THE SLEEPY LIFE
Bodypainting, soul on body.
(I don't know how, but it always ends up that someone I have just met starts talking to me about their innermost secrets, how much they earn, their battles and stories never before revealed to others.
Good listener or not, maybe subconsciously the soul of others sees something in me that I myself am still trying to understand and get to know.
"100 Stories of Japan" started a few days ago in my home, Tokyo, after a business dinner and coffee. A gorgeous girl with a story that dug deep inside made me utter the words "Can I paint you?" and then, "What is it about you that you wish me to express?" )
"THE SLEEPY LIFE"
There are places in the heart and soul that only we know. In a society that continually bombards us with images and a perfect lifestyle, dictated by timetables and stages that seem to chase us and by a clock that beats ever louder those minutes that chime decisively within each of us, grows the impossibility of identifying ourself in a present in which one feels imprisoned. Living a life that does not belong to us, and which in many cases leads to an inner depression from which it is difficult to escape.

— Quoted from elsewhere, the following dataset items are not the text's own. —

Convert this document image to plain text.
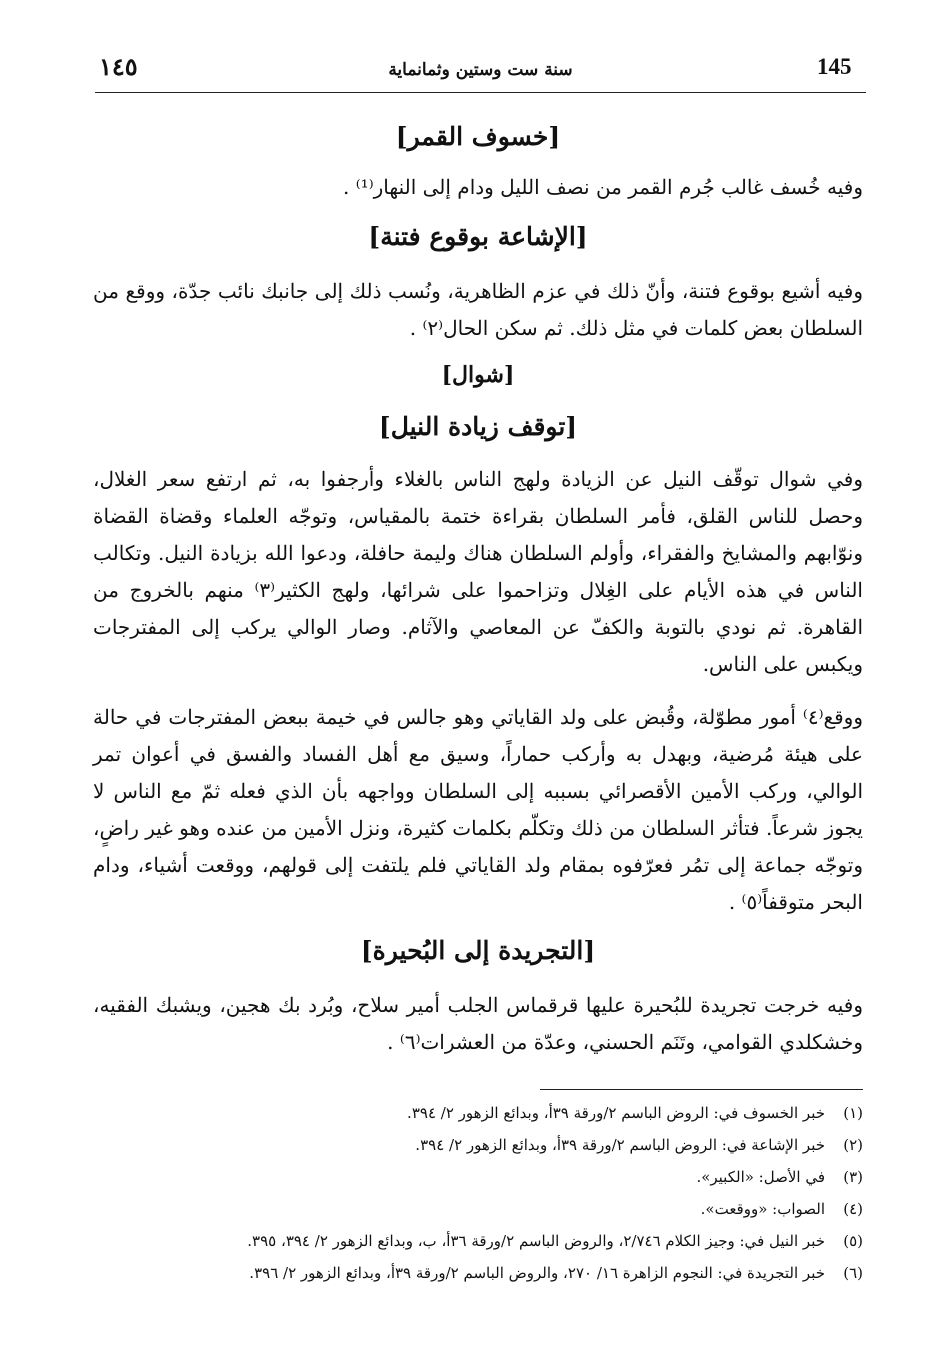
145
سنة ست وستين وثمانماية
١٤٥
[خسوف القمر]
وفيه خُسف غالب جُرم القمر من نصف الليل ودام إلى النهار⁽¹⁾ .
[الإشاعة بوقوع فتنة]
وفيه أشيع بوقوع فتنة، وأنّ ذلك في عزم الظاهرية، ونُسب ذلك إلى جانبك نائب جدّة، ووقع من السلطان بعض كلمات في مثل ذلك. ثم سكن الحال⁽٢⁾ .
[شوال]
[توقف زيادة النيل]
وفي شوال توقّف النيل عن الزيادة ولهج الناس بالغلاء وأرجفوا به، ثم ارتفع سعر الغلال، وحصل للناس القلق، فأمر السلطان بقراءة ختمة بالمقياس، وتوجّه العلماء وقضاة القضاة ونوّابهم والمشايخ والفقراء، وأولم السلطان هناك وليمة حافلة، ودعوا الله بزيادة النيل. وتكالب الناس في هذه الأيام على الغِلال وتزاحموا على شرائها، ولهج الكثير⁽٣⁾ منهم بالخروج من القاهرة. ثم نودي بالتوبة والكفّ عن المعاصي والآثام. وصار الوالي يركب إلى المفترجات ويكبس على الناس.
ووقع⁽٤⁾ أمور مطوّلة، وقُبض على ولد القاياتي وهو جالس في خيمة ببعض المفترجات في حالة على هيئة مُرضية، وبهدل به وأركب حماراً، وسيق مع أهل الفساد والفسق في أعوان تمر الوالي، وركب الأمين الأقصرائي بسببه إلى السلطان وواجهه بأن الذي فعله ثمّ مع الناس لا يجوز شرعاً. فتأثر السلطان من ذلك وتكلّم بكلمات كثيرة، ونزل الأمين من عنده وهو غير راضٍ، وتوجّه جماعة إلى تمُر فعرّفوه بمقام ولد القاياتي فلم يلتفت إلى قولهم، ووقعت أشياء، ودام البحر متوقفاً⁽٥⁾ .
[التجريدة إلى البُحيرة]
وفيه خرجت تجريدة للبُحيرة عليها قرقماس الجلب أمير سلاح، وبُرد بك هجين، ويشبك الفقيه، وخشكلدي القوامي، وتَنَم الحسني، وعدّة من العشرات⁽٦⁾ .
(١)
خبر الخسوف في: الروض الباسم ٢/ورقة ٣٩أ، وبدائع الزهور ٢/ ٣٩٤.
(٢)
خبر الإشاعة في: الروض الباسم ٢/ورقة ٣٩أ، وبدائع الزهور ٢/ ٣٩٤.
(٣)
في الأصل: «الكبير».
(٤)
الصواب: «ووقعت».
(٥)
خبر النيل في: وجيز الكلام ٢/٧٤٦، والروض الباسم ٢/ورقة ٣٦أ، ب، وبدائع الزهور ٢/ ٣٩٤، ٣٩٥.
(٦)
خبر التجريدة في: النجوم الزاهرة ١٦/ ٢٧٠، والروض الباسم ٢/ورقة ٣٩أ، وبدائع الزهور ٢/ ٣٩٦.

But there is no time to stop.
So every morning, after drinking your coffee and brushing your teeth, you take the mask you left on the bedside table the night before, put it on, and leave the house for a new day's work. But that object, which shows a radiant smile but encloses a dying soul, will sooner or later no longer be able to hide the inner turmoil that is growing exponentially. School, university, parental and cultural pressures, an imposed life that often does not fit. The head tries to convince itself that this is all well and good, the heart still beats strongly, but something inside is crumbling. Thirty years have passed, two of which have been soaked in a deep depression that has numbed passions, driven away friends and surrounded the body with self-destructive weapons ready to be used.
There are no easy paths, but only people who have drawn their strength from streets full of hills to climb and potholes, skinned knees, and broken legs. The wounds heal, but the scars are always there to remind us that if we have made it once, we can make it again.
At worst we'll have new ones to play tetris with.
There is no certainty about tomorrow, but after all have today.
What is it that you will do with this ‘one wild and precious life’?